Poche teorie, ma molta disciplina nello scrivere e riportare fatti, emozioni e pensieri.
C’è un meraviglioso pullulare di esperimenti interessanti, di nuovi nomi emergenti, di teorie di
linguisti strutturalisti, filosofi, sociologi, psicologi, medici e infermieri sulla medicina narrativa.
Chiedono, dove possiamo imparare? Come si scrive una cartella parallela, quella cartella che è
il racconto del medico nella cura di uno specifico paziente, io posso rispondere: leggete Oliver
Sacks, ha detto e scritto le più belle cartelle parallele di sua spontanea volontà almeno
trent’anni prima degli altri, senza nemmeno sapere che sarebbe nata una nuova disciplina, la
medicina narrativa; l’ha realizzata prima ancora che i nominalisti, con il loro bisogno innato di
dare un nome e classificare le correnti di pensiero e studio, etichettassero questa disciplina.

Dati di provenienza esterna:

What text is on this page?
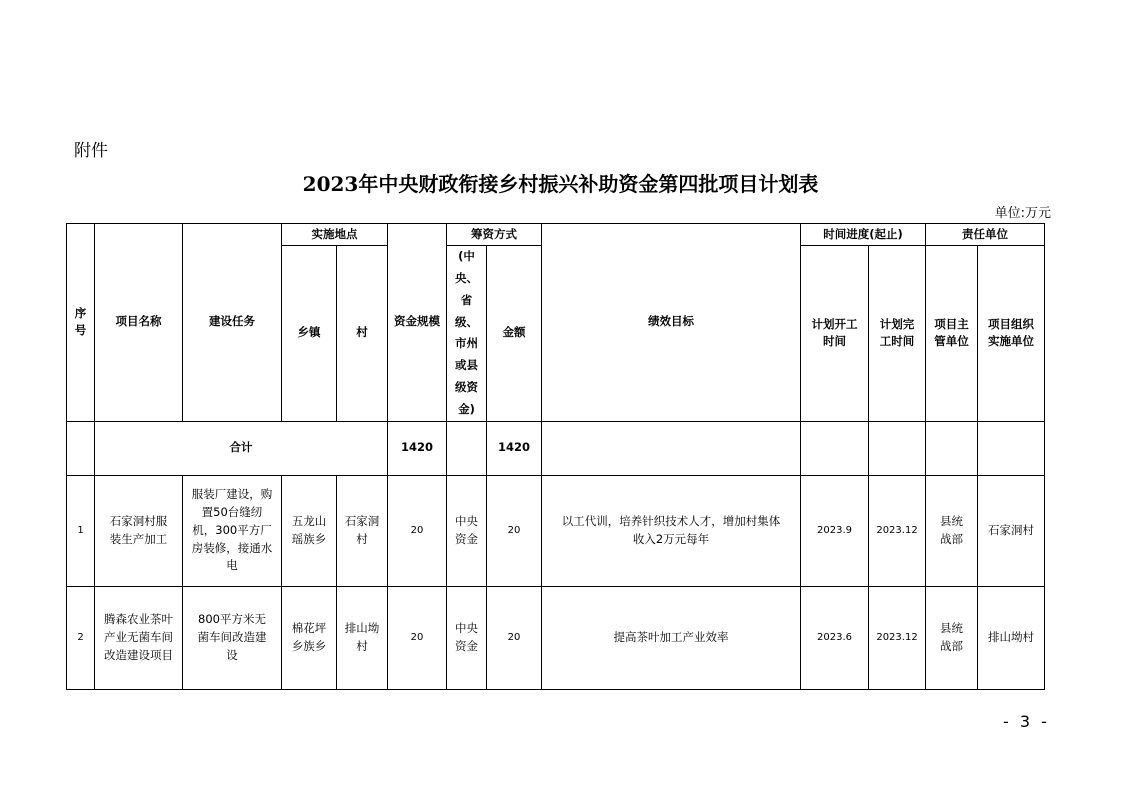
附件
2023年中央财政衔接乡村振兴补助资金第四批项目计划表
单位:万元
序号	项目名称	建设任务	实施地点		资金规模	筹资方式		绩效目标	时间进度(起止)		责任单位	
			乡镇	村		(中央、省级、市州或县级资金)	金额		计划开工时间	计划完工时间	项目主管单位	项目组织实施单位

	合计				1420		1420					
1	石家洞村服装生产加工	服装厂建设，购置50台缝纫机，300平方厂房装修，接通水电	五龙山瑶族乡	石家洞村	20	中央资金	20	以工代训，培养针织技术人才，增加村集体收入2万元每年	2023.9	2023.12	县统战部	石家洞村
2	腾森农业茶叶产业无菌车间改造建设项目	800平方米无菌车间改造建设	棉花坪乡族乡	排山坳村	20	中央资金	20	提高茶叶加工产业效率	2023.6	2023.12	县统战部	排山坳村
- 3 -
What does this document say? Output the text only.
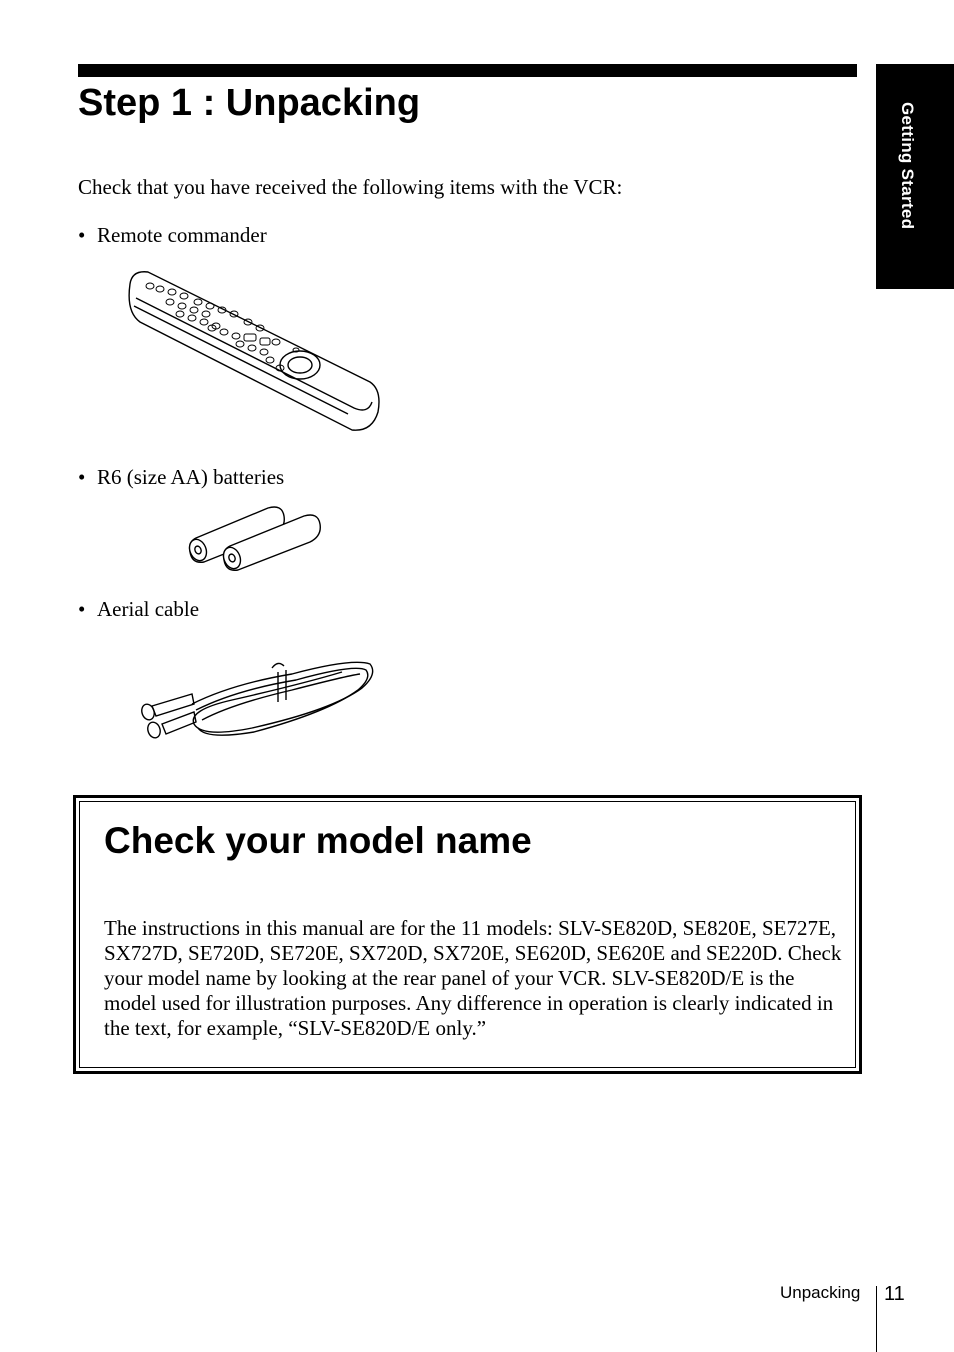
Step 1 : Unpacking	Getting Started

Check that you have received the following items with the VCR:

• Remote commander

• R6 (size AA) batteries

• Aerial cable

Check your model name

The instructions in this manual are for the 11 models: SLV-SE820D, SE820E, SE727E, SX727D, SE720D, SE720E, SX720D, SX720E, SE620D, SE620E and SE220D. Check your model name by looking at the rear panel of your VCR. SLV-SE820D/E is the model used for illustration purposes. Any difference in operation is clearly indicated in the text, for example, “SLV-SE820D/E only.”

Unpacking 11
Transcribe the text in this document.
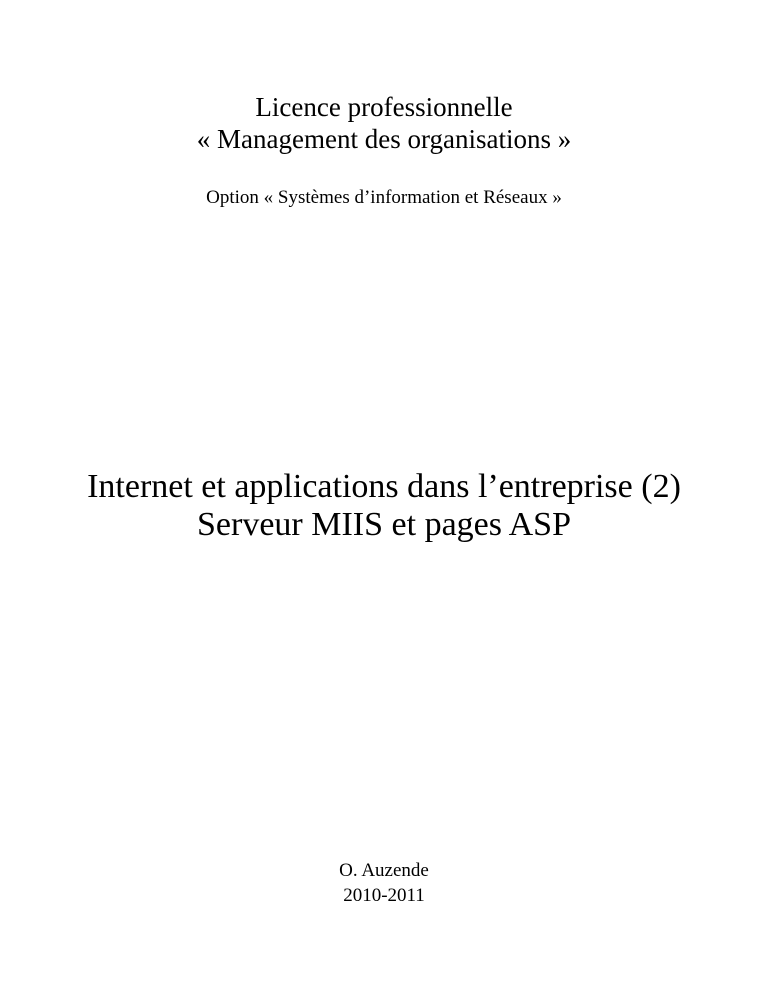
Licence professionnelle
« Management des organisations »
Option « Systèmes d’information et Réseaux »
Internet et applications dans l’entreprise (2)
Serveur MIIS et pages ASP
O. Auzende
2010-2011
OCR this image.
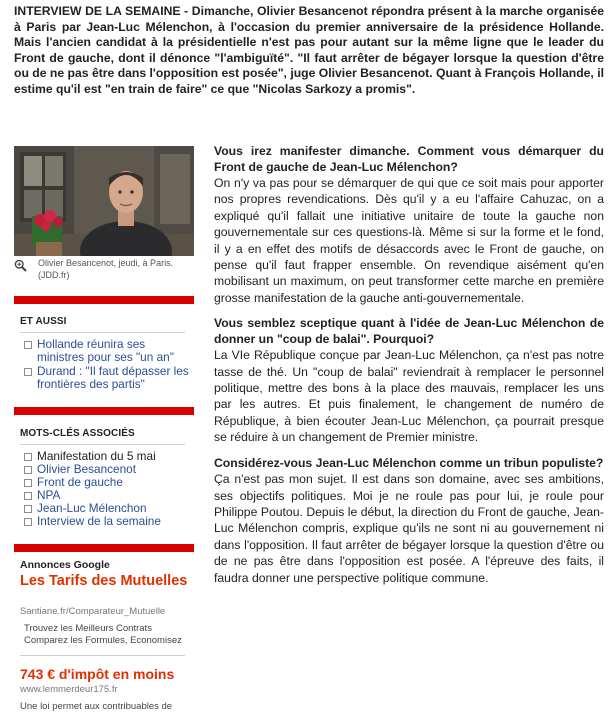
INTERVIEW DE LA SEMAINE - Dimanche, Olivier Besancenot répondra présent à la marche organisée à Paris par Jean-Luc Mélenchon, à l'occasion du premier anniversaire de la présidence Hollande. Mais l'ancien candidat à la présidentielle n'est pas pour autant sur la même ligne que le leader du Front de gauche, dont il dénonce "l'ambiguïté". "Il faut arrêter de bégayer lorsque la question d'être ou de ne pas être dans l'opposition est posée", juge Olivier Besancenot. Quant à François Hollande, il estime qu'il est "en train de faire" ce que "Nicolas Sarkozy a promis".
Olivier Besancenot, jeudi, à Paris. (JDD.fr)
ET AUSSI
Hollande réunira ses ministres pour ses "un an"
Durand : "Il faut dépasser les frontières des partis"
MOTS-CLÉS ASSOCIÉS
Manifestation du 5 mai
Olivier Besancenot
Front de gauche
NPA
Jean-Luc Mélenchon
Interview de la semaine
Annonces Google
Les Tarifs des Mutuelles
Santiane.fr/Comparateur_Mutuelle
Trouvez les Meilleurs Contrats
Comparez les Formules, Economisez
743 € d'impôt en moins
www.lemmerdeur175.fr
Une loi permet aux contribuables de
Vous irez manifester dimanche. Comment vous démarquer du Front de gauche de Jean-Luc Mélenchon?
On n'y va pas pour se démarquer de qui que ce soit mais pour apporter nos propres revendications. Dès qu'il y a eu l'affaire Cahuzac, on a expliqué qu'il fallait une initiative unitaire de toute la gauche non gouvernementale sur ces questions-là. Même si sur la forme et le fond, il y a en effet des motifs de désaccords avec le Front de gauche, on pense qu'il faut frapper ensemble. On revendique aisément qu'en mobilisant un maximum, on peut transformer cette marche en première grosse manifestation de la gauche anti-gouvernementale.
Vous semblez sceptique quant à l'idée de Jean-Luc Mélenchon de donner un "coup de balai". Pourquoi?
La VIe République conçue par Jean-Luc Mélenchon, ça n'est pas notre tasse de thé. Un "coup de balai" reviendrait à remplacer le personnel politique, mettre des bons à la place des mauvais, remplacer les uns par les autres. Et puis finalement, le changement de numéro de République, à bien écouter Jean-Luc Mélenchon, ça pourrait presque se réduire à un changement de Premier ministre.
Considérez-vous Jean-Luc Mélenchon comme un tribun populiste?
Ça n'est pas mon sujet. Il est dans son domaine, avec ses ambitions, ses objectifs politiques. Moi je ne roule pas pour lui, je roule pour Philippe Poutou. Depuis le début, la direction du Front de gauche, Jean-Luc Mélenchon compris, explique qu'ils ne sont ni au gouvernement ni dans l'opposition. Il faut arrêter de bégayer lorsque la question d'être ou de ne pas être dans l'opposition est posée. A l'épreuve des faits, il faudra donner une perspective politique commune.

Certamente Dr. Sacks deve molto alla casa in cui è nato, al numero 37, a questa famiglia cosi
genuinamente curiosa, la madre che rispondeva ai suoi “perché”, a suo zio appassionato di
chimica: Mr. Sacks è stato un pioniere, dritto per la sua strada, senza aver avuto bisogno di
plauso dalla comunità scientifica. Ci ha aperto la strada, e per questo, noi che ci aggiorniamo
con le storie quotidiane di pazienti, che non ci possiamo perdere l’ultimo diario pubblicato sulla
tale malattia rara, o l’ultimo film di grido che ha vinto a Cannes sulla storia dei genitori di un
bambino con una forma originale di tumore dovremmo fare una pausa d’arresto e andare alla
fonte. Insomma a sciacquare i panni in Arno con un Aedo della narrazione.
Oggi Sacks ha una sua newsletter, si occupa dei benefici che la musica porta alle persone
dementi, e ancora si occupa dei fenomeni legati alle allucinazioni: il suo sapere curioso, - cosa si
cela dietro al mitico sfondo dei fenomeni?- da “enciclopedista concreto” continua a progredire:
esempio fulgido di “invecchiamento attivo” da mente e corpo sempre tenuti allenati. Insomma
come i Picasso dei periodi Rosa e Blu: di fronte a questo periodare, in quest’epoca di assenza di
veri maestri, mi piace ritenerlo tale. E dai suoi scritti, il suo insegnamento più grande è la
straordinaria fiducia che sa porre nelle risorse dell’Altro, quello per cui noi forse proveremmo
pietà e imbarazzo. Sacks non insiste su nessuna di queste due emozioni semplicemente perché
per lui , l’Altro, il Diverso, è un suo Pari.